Il CETA è un nuovo tipo di accordo di libero scambio. Va molto oltre l’eliminazione della maggior parte dei dazi doganali sulle merci, perché elimina anche le barriere non tariffarie, e aspira a incoraggiare il mercato dei servizi e ad aumentare l’arrivo di investimenti stranieri. Può essere considerato una versione ridotta del Trattato transatlantico sul commercio e gli investimenti (TTIP) che gli USA sperano di raggiungere con l’UE. Anche se le obiezioni della Vallonia al CETA sono state trattate in qualche misura, l’episodio ispira poca fiducia in vista del TTIP.

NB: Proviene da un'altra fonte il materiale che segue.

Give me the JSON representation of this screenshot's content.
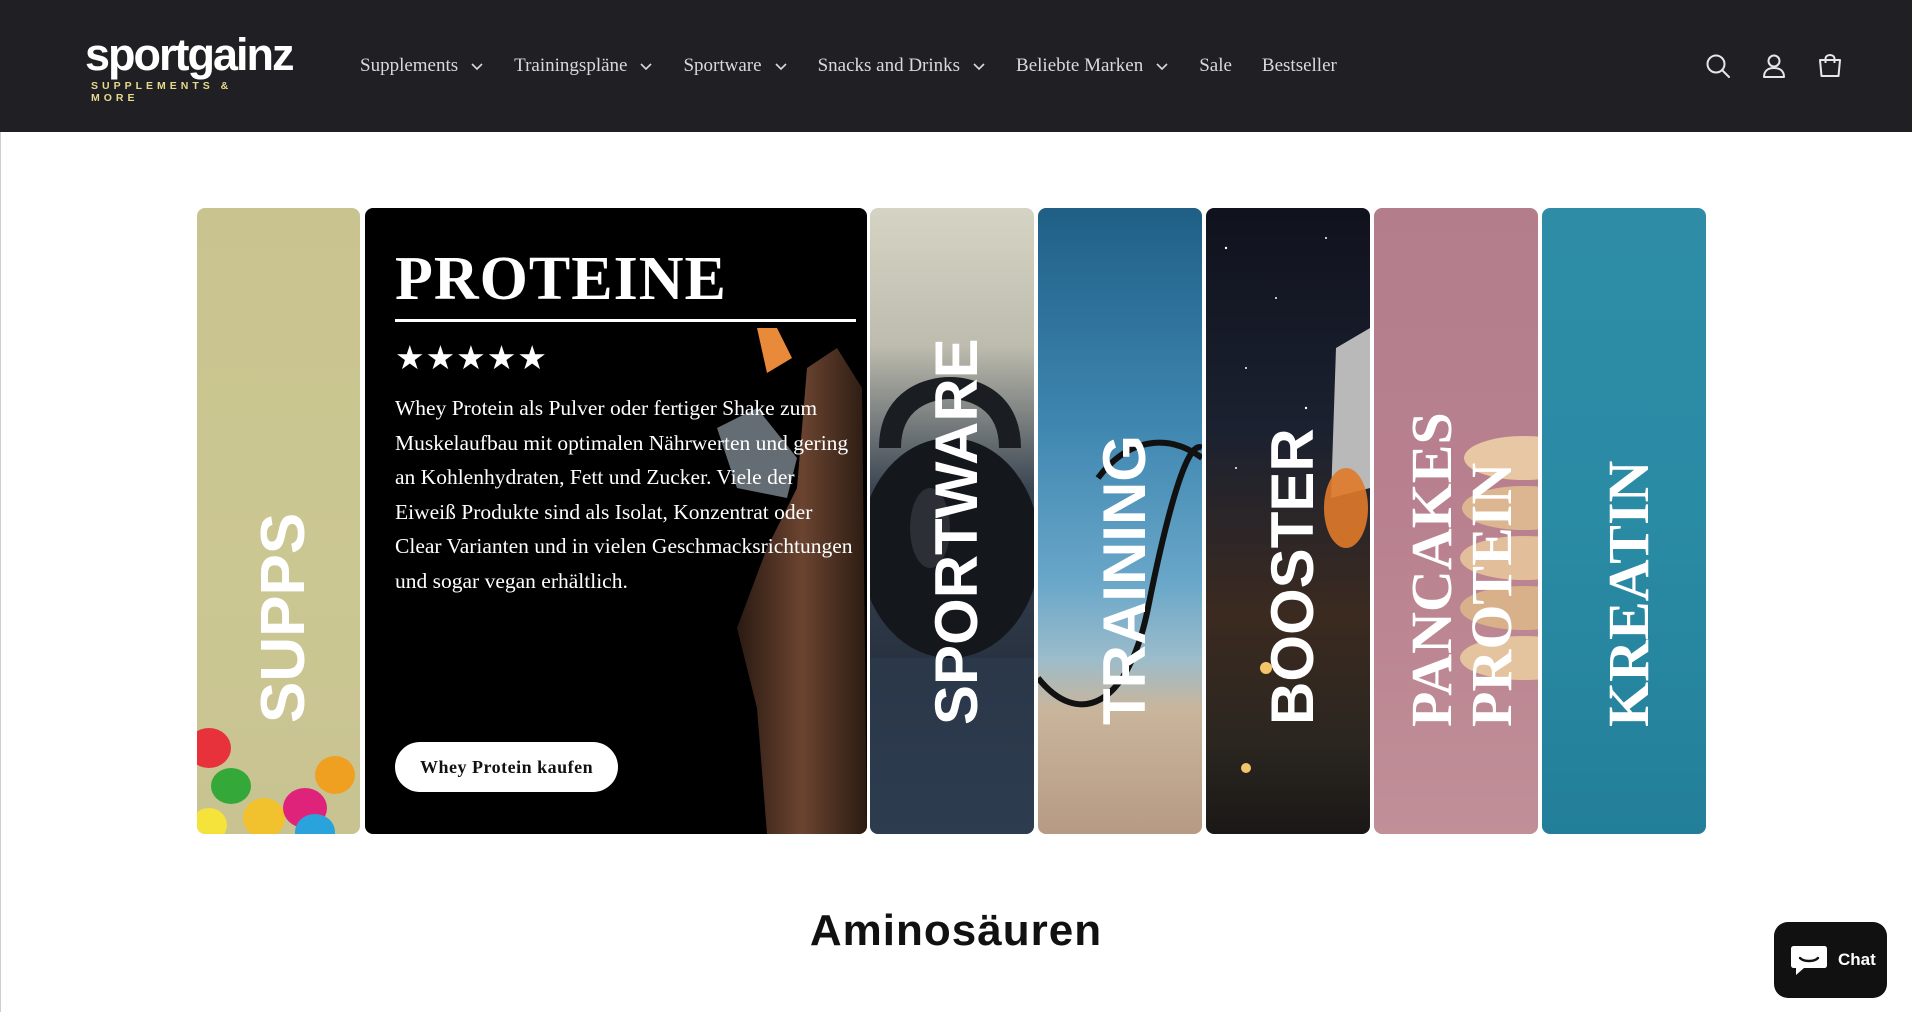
{
  "header": {
    "logo_word": "sportgainz",
    "logo_tagline": "SUPPLEMENTS & MORE",
    "nav": [
      {
        "label": "Supplements",
        "has_dropdown": true
      },
      {
        "label": "Trainingspläne",
        "has_dropdown": true
      },
      {
        "label": "Sportware",
        "has_dropdown": true
      },
      {
        "label": "Snacks and Drinks",
        "has_dropdown": true
      },
      {
        "label": "Beliebte Marken",
        "has_dropdown": true
      },
      {
        "label": "Sale",
        "has_dropdown": false
      },
      {
        "label": "Bestseller",
        "has_dropdown": false
      }
    ],
    "icons": [
      "search-icon",
      "account-icon",
      "cart-icon"
    ]
  },
  "banner": {
    "panels": {
      "supps": {
        "label": "SUPPS"
      },
      "proteine": {
        "title": "PROTEINE",
        "rating": "★★★★★",
        "description": "Whey Protein als Pulver oder fertiger Shake zum Muskelaufbau mit optimalen Nährwerten und gering an Kohlenhydraten, Fett und Zucker. Viele der Eiweiß Produkte sind als Isolat, Konzentrat oder Clear Varianten und in vielen Geschmacksrichtungen und sogar vegan erhältlich.",
        "button": "Whey Protein kaufen"
      },
      "sportware": {
        "label": "SPORTWARE"
      },
      "training": {
        "label": "TRAINING"
      },
      "booster": {
        "label": "BOOSTER"
      },
      "pancakes": {
        "line1": "PANCAKES",
        "line2": "PROTEIN"
      },
      "kreatin": {
        "label": "KREATIN"
      }
    }
  },
  "section": {
    "title": "Aminosäuren"
  },
  "chat": {
    "label": "Chat"
  },
  "colors": {
    "header_bg": "#202024",
    "supps": "#c9c48f",
    "pancakes": "#b37d8c",
    "kreatin": "#2a8ba5",
    "accent_tagline": "#e8d98c"
  }
}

Il CETA entrerà in vigore in due fasi. La riduzione delle tariffe e altre misure di commercio convenzionale accadranno “provvisoriamente” a partire dal prossimo anno, ma alcune delle riforme dovranno aspettare un’approvazione, che potrebbe richiedere alcuni anni. È ancora possibile che l’accordo vada in fumo.
Un parlamento regionale in una delle nazioni dell’UE è quasi riuscito a fermare il CETA perché l’Europa ha ritenuto il patto un accordo misto, piuttosto che un trattado commerciale ordinario. I trattati commerciali dell’UE non richiedono l’approvazione parlamentare, ma gli accordi misti sì. Se l’UE vorrà firmare ulteriori accordi come il CETA, questo precedente è stato un errore. Assicurarsi un accordo in tutti i parlamenti nazionali (e in alcuni regionali) dell’UE non sarà mai cosa facile.

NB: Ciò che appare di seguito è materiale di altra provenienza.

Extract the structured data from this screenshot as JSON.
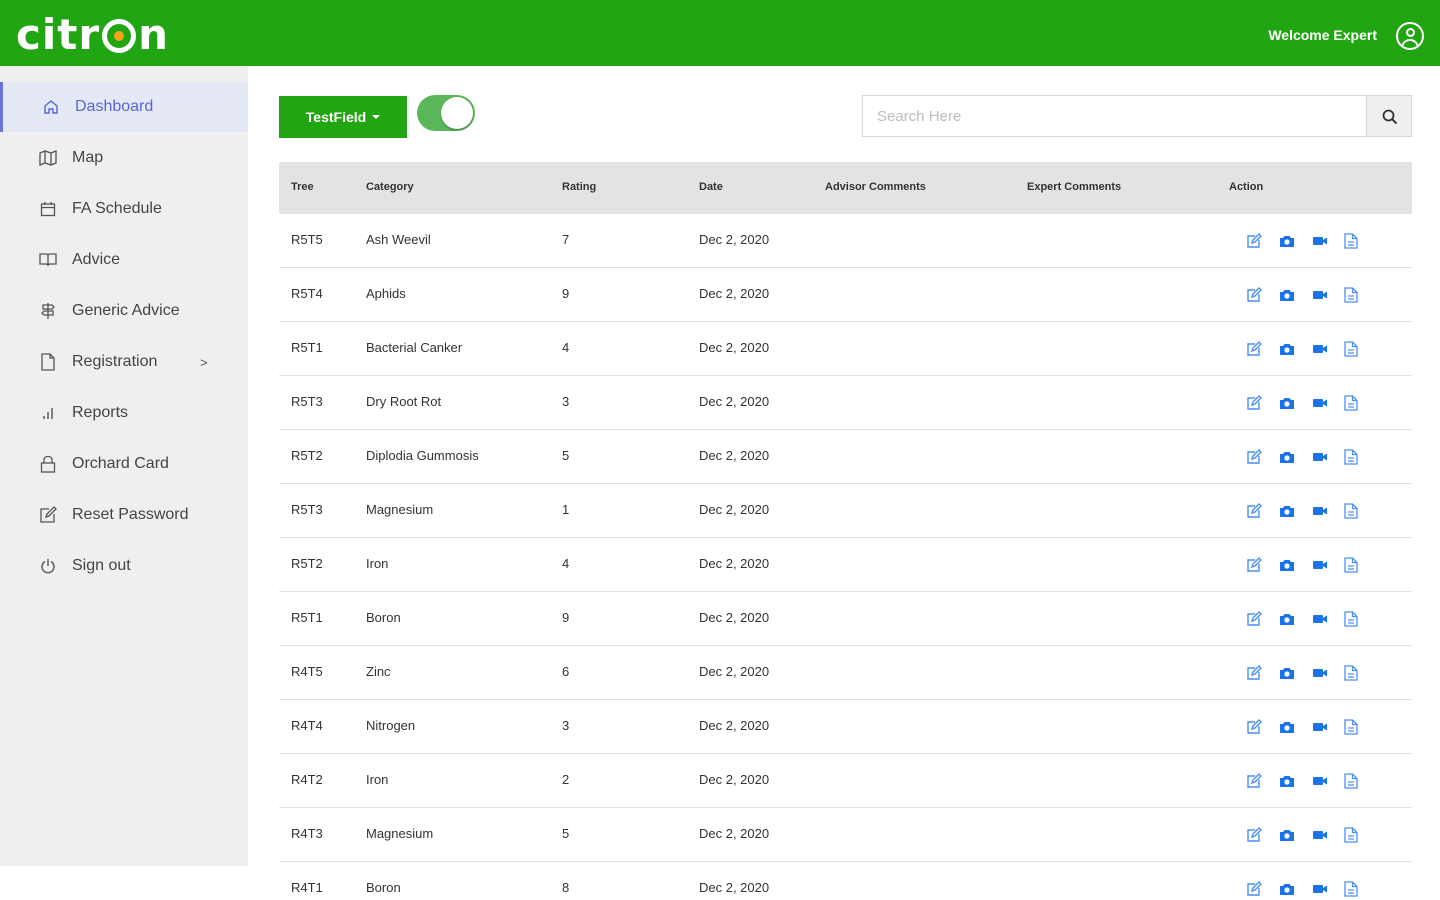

Che il CETA sia quasi fallito la dice lunga, perché l’atteggiamento del Canada verso il regolamento del commercio e degli investimenti non è poi così diverso da quello dell’Europa. Se il TTIP verra mai sottoposto ai parlamenti dell’UE, l’opposizione sarà ancora più dura, alimentata da un’antipatia verso il sistema capitalistico americano. Tali accordi perfezionati di libero scambio con altre nazioni, forse perfino con la Gran Bretagna del dopo Brexit, potrebbero essere più difficili da raggiungere.

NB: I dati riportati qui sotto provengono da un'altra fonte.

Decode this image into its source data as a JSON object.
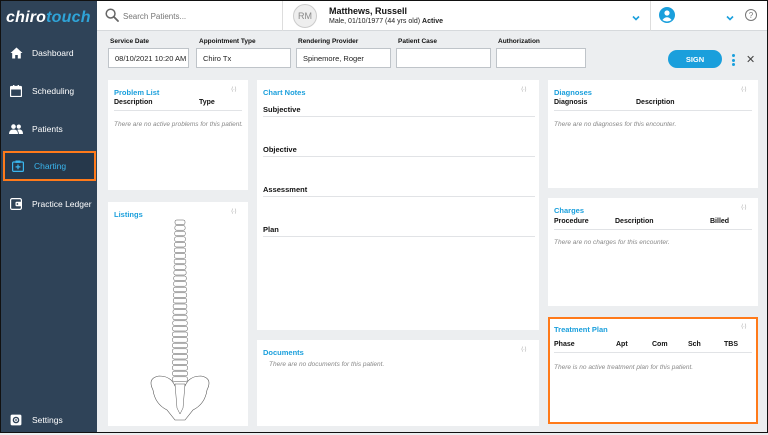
{
  "app": {
    "logo_part1": "chiro",
    "logo_part2": "touch"
  },
  "sidebar": {
    "items": [
      {
        "label": "Dashboard",
        "icon": "home-icon"
      },
      {
        "label": "Scheduling",
        "icon": "calendar-icon"
      },
      {
        "label": "Patients",
        "icon": "users-icon"
      },
      {
        "label": "Charting",
        "icon": "chart-add-icon"
      },
      {
        "label": "Practice Ledger",
        "icon": "wallet-icon"
      },
      {
        "label": "Settings",
        "icon": "gear-icon"
      }
    ],
    "active": "Charting"
  },
  "header": {
    "search_placeholder": "Search Patients...",
    "avatar_initials": "RM",
    "patient_name": "Matthews, Russell",
    "patient_info": "Male, 01/10/1977 (44 yrs old)",
    "patient_status": "Active",
    "help": "?"
  },
  "encounter": {
    "service_date_label": "Service Date",
    "service_date": "08/10/2021 10:20 AM",
    "appointment_type_label": "Appointment Type",
    "appointment_type": "Chiro Tx",
    "rendering_provider_label": "Rendering Provider",
    "rendering_provider": "Spinemore, Roger",
    "patient_case_label": "Patient Case",
    "patient_case": "",
    "authorization_label": "Authorization",
    "authorization": "",
    "sign_label": "SIGN"
  },
  "problem_list": {
    "title": "Problem List",
    "col_description": "Description",
    "col_type": "Type",
    "empty": "There are no active problems for this patient."
  },
  "listings": {
    "title": "Listings"
  },
  "chart_notes": {
    "title": "Chart Notes",
    "sections": [
      "Subjective",
      "Objective",
      "Assessment",
      "Plan"
    ]
  },
  "documents": {
    "title": "Documents",
    "empty": "There are no documents for this patient."
  },
  "diagnoses": {
    "title": "Diagnoses",
    "col_diagnosis": "Diagnosis",
    "col_description": "Description",
    "empty": "There are no diagnoses for this encounter."
  },
  "charges": {
    "title": "Charges",
    "col_procedure": "Procedure",
    "col_description": "Description",
    "col_billed": "Billed",
    "empty": "There are no charges for this encounter."
  },
  "treatment_plan": {
    "title": "Treatment Plan",
    "col_phase": "Phase",
    "col_apt": "Apt",
    "col_com": "Com",
    "col_sch": "Sch",
    "col_tbs": "TBS",
    "empty": "There is no active treatment plan for this patient."
  },
  "colors": {
    "sidebar": "#2f4358",
    "accent": "#1a9fdc",
    "highlight": "#ff7a1a"
  }
}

Ma sarebbe poi così negativo se questi accordi non andassero a buon fine?
Certo, perché promuovere una competizione internazionale nei servizi e investimenti, incoraggia la crescita e aiuta i consumatori in qualunque luogo, abbassando i costi e migliorando il tenore di vita nel complesso. Le politiche complementari (come il sostegno del reddito e i contributi verso le riqualificazioni) sono anche necessarie, per aiutare i lavoratori che potrebbero soffrire di una competizione più forte. Ma l’esito peggiore sarebbe che i governi fallissero in questo compito e si ritirassero dallo scambio, che è il trend emergente. Questo sarebbe tanto stupido quanto rispondere al calo del progresso tecnologico del mercato del lavoro strangolando l’innovazione.
In alcune aree, a dire il vero, una flessibilità tattica potrebbe aver senso. È opportuno attenuare le disposizioni non essenziali che potrebbero attrarre specifiche opposizioni. Accordi per risolvere le dispute tra gli investitori stranieri e i governi delle nazioni ospitanti si sono dimostrati specialmente controversi. Anche se le lamentele sono per la maggior parte errate, le misure arbitrarie internazionali potrebbero avere più problemi del necessario, specialmente in caso di accordi tra nazioni che hanno dei sistemi legali ben funzionanti.
Però la sfida maggiore per i governi coinvolti è di perorare la causa per il commercio e la competizione. Dovrebbero proseguire con il CETA, il TTIP e il Partenariato Trans-Pacifico, ma non possono aspettarsi di avere successo a meno che non affrontino direttamente l’opinione no-global. Finora non ci sono proprio riusciti.